China evaluating impact from U.S. proposal to boost tech export control

BEIJING (Reuters) – China is evaluating the potential impact from a U.S. proposal to increase control over technology exports, and will take the necessary steps to uphold Chinese firms’ legitimate interests, a spokesman at the commerce ministry said on Thursday.

On Monday, the U.S. government proposed stepping up scrutiny over technology exports in 14 key high-tech areas including artificial intelligence and microprocessor technology, a move that many analysts view as directly targeting China.

A 30-day public consultation period on the proposal to include those sectors in its broader export control regime is underway and will end on Dec. 19, according to a document published on the U.S. government’s Federal Register on Monday.

In widening trade war this year, U.S. President Donald Trump has imposed tariffs on $250 billion of Chinese imports to force concessions on a list of demands that would change the two countries’ terms of trade.
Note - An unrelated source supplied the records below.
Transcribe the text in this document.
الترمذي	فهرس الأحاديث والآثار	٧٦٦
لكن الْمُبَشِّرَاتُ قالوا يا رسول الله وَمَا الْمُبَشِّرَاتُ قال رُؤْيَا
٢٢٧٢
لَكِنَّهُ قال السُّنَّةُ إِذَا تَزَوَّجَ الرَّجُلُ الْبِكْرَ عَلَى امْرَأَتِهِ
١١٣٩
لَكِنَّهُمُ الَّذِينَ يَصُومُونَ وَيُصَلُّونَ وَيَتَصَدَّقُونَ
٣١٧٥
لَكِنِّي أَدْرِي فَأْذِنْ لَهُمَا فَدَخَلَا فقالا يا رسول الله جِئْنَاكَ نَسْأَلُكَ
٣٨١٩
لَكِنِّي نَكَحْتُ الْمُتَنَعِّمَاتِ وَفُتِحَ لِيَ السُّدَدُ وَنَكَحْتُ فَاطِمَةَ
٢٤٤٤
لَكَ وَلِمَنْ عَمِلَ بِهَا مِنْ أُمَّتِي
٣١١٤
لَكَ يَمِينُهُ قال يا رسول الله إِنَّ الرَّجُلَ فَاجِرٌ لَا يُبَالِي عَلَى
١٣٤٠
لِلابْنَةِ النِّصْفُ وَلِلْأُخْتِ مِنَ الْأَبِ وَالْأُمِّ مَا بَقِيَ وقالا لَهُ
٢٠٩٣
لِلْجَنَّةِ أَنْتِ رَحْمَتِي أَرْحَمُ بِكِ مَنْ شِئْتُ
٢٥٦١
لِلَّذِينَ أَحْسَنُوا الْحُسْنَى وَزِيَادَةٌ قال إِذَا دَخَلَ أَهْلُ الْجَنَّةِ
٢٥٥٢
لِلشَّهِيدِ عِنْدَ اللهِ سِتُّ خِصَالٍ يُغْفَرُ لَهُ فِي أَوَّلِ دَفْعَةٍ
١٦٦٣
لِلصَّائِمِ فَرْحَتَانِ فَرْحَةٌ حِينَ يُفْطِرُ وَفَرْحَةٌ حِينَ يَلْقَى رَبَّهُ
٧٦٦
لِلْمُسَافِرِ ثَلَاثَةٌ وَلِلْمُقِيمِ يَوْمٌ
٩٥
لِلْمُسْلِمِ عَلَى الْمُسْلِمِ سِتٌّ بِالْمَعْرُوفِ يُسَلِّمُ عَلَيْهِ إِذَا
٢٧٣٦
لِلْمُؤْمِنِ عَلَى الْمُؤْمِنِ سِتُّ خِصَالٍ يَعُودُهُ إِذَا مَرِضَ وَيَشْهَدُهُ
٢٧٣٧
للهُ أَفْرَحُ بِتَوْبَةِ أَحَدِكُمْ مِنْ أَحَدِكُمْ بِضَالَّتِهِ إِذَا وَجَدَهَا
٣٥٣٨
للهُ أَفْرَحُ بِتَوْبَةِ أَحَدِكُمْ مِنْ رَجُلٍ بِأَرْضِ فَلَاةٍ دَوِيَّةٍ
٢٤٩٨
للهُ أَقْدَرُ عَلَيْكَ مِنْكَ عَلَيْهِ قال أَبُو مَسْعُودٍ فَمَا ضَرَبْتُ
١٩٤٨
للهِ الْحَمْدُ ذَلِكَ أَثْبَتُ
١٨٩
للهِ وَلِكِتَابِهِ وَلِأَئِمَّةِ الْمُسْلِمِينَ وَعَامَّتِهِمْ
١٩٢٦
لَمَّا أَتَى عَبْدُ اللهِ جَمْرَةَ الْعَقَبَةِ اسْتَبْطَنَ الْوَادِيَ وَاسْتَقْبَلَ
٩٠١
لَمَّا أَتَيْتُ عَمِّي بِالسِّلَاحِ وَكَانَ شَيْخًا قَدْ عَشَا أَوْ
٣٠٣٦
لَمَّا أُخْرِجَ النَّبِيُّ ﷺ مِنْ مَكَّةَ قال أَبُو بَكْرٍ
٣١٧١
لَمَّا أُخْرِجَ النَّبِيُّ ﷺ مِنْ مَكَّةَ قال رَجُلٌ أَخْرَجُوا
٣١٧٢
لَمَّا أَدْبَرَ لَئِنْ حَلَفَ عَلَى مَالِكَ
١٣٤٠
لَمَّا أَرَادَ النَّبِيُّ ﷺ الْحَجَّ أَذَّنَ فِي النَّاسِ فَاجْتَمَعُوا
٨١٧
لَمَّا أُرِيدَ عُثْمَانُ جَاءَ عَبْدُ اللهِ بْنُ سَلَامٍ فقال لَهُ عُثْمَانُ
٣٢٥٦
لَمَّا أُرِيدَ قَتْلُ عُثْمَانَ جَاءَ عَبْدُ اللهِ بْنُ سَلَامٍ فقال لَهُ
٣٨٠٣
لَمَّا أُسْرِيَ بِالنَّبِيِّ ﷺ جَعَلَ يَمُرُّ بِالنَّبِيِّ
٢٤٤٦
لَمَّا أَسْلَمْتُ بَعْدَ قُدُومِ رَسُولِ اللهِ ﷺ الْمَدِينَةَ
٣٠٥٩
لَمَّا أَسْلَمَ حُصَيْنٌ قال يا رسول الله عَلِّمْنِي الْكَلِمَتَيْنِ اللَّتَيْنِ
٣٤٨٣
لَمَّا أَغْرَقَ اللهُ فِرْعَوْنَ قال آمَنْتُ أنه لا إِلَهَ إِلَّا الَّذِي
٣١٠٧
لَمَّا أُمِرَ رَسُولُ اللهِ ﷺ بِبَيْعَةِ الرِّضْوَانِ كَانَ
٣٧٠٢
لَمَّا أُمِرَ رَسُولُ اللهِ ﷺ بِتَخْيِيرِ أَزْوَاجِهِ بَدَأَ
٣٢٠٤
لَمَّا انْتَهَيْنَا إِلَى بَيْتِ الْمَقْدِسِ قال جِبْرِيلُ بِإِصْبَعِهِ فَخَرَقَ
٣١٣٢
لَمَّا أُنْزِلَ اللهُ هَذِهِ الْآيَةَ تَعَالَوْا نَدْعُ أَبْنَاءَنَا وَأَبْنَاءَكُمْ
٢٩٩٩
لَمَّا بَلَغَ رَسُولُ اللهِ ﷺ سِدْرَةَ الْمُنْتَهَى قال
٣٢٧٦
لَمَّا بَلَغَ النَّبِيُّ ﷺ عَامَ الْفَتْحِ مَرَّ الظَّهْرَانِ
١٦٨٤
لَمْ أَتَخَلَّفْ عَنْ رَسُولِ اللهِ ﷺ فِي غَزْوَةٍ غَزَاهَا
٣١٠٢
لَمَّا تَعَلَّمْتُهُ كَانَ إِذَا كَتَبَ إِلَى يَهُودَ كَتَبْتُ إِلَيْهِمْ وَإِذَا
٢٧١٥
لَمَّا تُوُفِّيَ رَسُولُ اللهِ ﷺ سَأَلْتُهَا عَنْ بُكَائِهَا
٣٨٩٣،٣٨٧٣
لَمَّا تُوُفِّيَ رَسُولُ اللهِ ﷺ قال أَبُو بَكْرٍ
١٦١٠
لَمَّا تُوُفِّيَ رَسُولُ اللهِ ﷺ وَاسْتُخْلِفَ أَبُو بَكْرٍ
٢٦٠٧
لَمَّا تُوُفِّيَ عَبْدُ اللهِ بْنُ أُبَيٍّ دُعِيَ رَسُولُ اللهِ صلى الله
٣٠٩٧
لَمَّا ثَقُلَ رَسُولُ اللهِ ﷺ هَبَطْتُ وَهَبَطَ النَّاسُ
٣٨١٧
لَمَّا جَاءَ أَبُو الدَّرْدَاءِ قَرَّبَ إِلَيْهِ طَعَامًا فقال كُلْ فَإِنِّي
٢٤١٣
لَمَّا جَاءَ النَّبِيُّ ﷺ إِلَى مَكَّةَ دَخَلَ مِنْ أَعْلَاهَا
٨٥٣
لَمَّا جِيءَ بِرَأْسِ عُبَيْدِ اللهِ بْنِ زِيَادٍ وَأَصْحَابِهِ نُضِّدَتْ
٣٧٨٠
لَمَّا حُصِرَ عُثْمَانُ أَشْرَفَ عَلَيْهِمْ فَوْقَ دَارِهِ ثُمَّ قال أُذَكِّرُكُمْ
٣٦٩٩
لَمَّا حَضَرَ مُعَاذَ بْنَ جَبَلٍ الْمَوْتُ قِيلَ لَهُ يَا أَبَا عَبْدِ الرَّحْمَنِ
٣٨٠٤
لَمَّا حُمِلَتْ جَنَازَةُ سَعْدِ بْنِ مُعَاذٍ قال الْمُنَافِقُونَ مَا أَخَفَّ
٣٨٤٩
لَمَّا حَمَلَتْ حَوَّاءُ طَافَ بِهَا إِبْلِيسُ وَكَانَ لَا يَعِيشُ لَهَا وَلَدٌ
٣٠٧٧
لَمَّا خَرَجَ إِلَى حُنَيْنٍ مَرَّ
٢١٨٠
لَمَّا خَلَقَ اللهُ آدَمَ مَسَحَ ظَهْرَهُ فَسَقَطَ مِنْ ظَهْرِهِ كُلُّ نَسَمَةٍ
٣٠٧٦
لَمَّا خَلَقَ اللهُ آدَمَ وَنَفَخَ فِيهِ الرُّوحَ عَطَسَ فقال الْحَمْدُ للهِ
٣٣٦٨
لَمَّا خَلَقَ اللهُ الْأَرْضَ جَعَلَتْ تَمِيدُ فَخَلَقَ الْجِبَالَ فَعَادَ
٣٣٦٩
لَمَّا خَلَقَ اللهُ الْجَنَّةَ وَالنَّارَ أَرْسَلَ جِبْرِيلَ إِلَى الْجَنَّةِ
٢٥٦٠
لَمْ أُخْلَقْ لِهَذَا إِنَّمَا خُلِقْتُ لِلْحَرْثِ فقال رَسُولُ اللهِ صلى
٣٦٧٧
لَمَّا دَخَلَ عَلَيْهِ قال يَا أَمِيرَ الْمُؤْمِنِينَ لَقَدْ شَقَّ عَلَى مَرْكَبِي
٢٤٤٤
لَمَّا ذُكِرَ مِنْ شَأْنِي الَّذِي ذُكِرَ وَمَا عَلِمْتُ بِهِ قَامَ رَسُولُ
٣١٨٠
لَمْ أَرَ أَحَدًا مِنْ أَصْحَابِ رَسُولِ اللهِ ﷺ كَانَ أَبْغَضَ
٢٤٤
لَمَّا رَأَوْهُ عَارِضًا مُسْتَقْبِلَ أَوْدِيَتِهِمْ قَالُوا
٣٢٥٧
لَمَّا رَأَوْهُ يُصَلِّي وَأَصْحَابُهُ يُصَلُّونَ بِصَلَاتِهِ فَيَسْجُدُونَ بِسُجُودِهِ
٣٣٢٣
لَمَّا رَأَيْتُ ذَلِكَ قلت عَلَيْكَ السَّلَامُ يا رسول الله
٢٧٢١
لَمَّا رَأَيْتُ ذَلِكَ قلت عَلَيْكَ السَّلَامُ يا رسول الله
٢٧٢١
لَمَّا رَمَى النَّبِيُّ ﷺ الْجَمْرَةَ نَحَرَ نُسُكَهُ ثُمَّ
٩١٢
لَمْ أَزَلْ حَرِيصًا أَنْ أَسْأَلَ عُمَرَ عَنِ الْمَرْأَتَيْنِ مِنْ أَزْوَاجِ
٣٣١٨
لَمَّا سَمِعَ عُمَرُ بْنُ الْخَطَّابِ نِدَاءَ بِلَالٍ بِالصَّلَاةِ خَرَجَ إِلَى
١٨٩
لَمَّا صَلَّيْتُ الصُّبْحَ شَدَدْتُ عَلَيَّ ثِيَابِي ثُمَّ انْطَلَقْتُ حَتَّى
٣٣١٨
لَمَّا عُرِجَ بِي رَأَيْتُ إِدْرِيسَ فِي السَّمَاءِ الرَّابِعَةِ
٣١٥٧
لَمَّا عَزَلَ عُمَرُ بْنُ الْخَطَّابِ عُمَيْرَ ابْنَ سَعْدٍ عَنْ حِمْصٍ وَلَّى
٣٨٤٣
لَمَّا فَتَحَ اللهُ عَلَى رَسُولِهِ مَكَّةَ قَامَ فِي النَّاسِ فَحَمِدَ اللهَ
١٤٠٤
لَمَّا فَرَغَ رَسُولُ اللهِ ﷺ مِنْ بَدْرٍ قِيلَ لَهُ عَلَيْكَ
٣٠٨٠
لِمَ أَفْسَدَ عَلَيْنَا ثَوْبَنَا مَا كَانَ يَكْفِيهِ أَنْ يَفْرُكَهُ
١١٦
China has responded with import tariffs on U.S. goods.

Washington wants Beijing to improve market access and intellectual property protections for U.S. companies, cut industrial subsidies and reduce a $375 billion trade gap.

On Tuesday, the Trump administration said China had failed to alter its “unfair” practices at the heart of the U.S.-China trade conflict, adding to tensions ahead of a high-stakes meeting later this month between Trump and Chinese President Xi Jinping.

The findings were issued in an update of the U.S. Trade Representative’s “Section 301” investigation into China’s intellectual property and technology transfer policies, which sparked U.S. tariffs on $50 billion worth of Chinese goods that later ballooned to $250 billion.

China is deeply concerned about the new Section 301 report update, Gao Feng, the commerce ministry’s spokesman, said at a weekly press conference.

China will not accept “groundless” accusations, Gao said.